A new pathway that allows cardiac heart muscle to grow with a supporting blood supply has been identified by Oxford Researchers in a study published online in the European Heart Journal. This may allow novel treatments for the both the failing neonatal and adult heart.
Heart failure is a leading cause of cardiovascular death worldwide and is a major cause of disability. Despite conventional treatments, the outcome has tended to remain poor as the ability to form new heart muscle with a supporting blood supply to keep it viable is limited. In the neonate many congenital heart diseases may give rise to intrinsic heart muscle abnormalities that are difficult to treat. In the adult the commonest cause of heart failure is dead heart muscle secondary to ischaemic heart disease whereby a blockage in a blood vessel causes death of heart muscle.
Researchers selectively deleted a key gene in heart development, Cited2, in just cardiac muscle cells. Lack of this gene very early in development causes major cardiovascular abnormalities, limiting study of its function in cardiac muscle cells themselves. When selective deletion was performed, mice developed particularly thin walled hearts, called non compaction, and ventricular septal defects. Close examination revealed that there was a marked reduction in the number of fine blood vessels seen. The expression of a key vasculogenesis gene Vegf-a, that stimulates small vessel growth, was found to be reduced. Further cell biology experiments showed that Cited2 could actually stimulate Vegf-a production, suggesting heart muscle cell production of Cited2 ensures they grow with a sufficient small blood vessel supply to develop.

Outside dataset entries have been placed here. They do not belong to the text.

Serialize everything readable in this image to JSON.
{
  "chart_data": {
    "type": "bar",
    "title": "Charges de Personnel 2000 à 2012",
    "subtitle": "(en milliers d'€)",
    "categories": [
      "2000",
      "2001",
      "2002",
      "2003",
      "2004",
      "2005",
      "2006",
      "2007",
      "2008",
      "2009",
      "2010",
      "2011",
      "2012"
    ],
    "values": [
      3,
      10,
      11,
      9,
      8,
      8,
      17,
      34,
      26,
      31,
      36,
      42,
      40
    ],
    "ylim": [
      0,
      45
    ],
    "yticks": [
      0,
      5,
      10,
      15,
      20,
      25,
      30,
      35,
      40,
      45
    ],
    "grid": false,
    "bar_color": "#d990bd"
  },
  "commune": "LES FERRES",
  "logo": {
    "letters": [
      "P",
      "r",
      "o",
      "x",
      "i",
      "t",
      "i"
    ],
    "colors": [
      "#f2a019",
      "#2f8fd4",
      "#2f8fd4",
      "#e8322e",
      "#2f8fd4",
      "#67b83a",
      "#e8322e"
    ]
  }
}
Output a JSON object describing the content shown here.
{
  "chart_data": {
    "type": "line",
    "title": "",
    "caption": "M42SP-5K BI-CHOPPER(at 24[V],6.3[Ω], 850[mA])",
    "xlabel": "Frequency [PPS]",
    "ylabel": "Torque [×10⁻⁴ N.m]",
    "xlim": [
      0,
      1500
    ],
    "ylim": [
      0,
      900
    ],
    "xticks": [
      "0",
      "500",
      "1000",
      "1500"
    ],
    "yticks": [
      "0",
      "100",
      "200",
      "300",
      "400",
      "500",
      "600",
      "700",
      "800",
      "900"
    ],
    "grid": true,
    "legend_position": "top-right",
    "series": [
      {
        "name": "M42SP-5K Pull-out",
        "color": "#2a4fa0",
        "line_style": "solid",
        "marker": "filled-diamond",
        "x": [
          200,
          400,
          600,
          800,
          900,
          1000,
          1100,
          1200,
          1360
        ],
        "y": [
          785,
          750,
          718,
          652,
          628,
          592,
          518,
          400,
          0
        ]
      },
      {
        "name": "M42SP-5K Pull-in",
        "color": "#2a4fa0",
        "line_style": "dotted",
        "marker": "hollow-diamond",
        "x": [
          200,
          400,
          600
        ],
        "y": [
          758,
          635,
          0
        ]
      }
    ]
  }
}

Discovery of this pathway suggests important new ways to ensure heart cells grow with a supporting blood vessel network in congenital heart disease and new avenues to repair damaged heart muscle to ensure a well functioning pump. It is also possible that cancer cells could disrupt this pathway to develop their own blood supply.
Lead researcher said ‘Our study suggests a new pathway that links the formation of cardiac muscle cells to the fine blood vessels they need to survive and work properly. Learning how this process is coupled and fine tuned may allow possible new exciting cell based therapies to treat heart failure and its considerable morbidity and mortality’.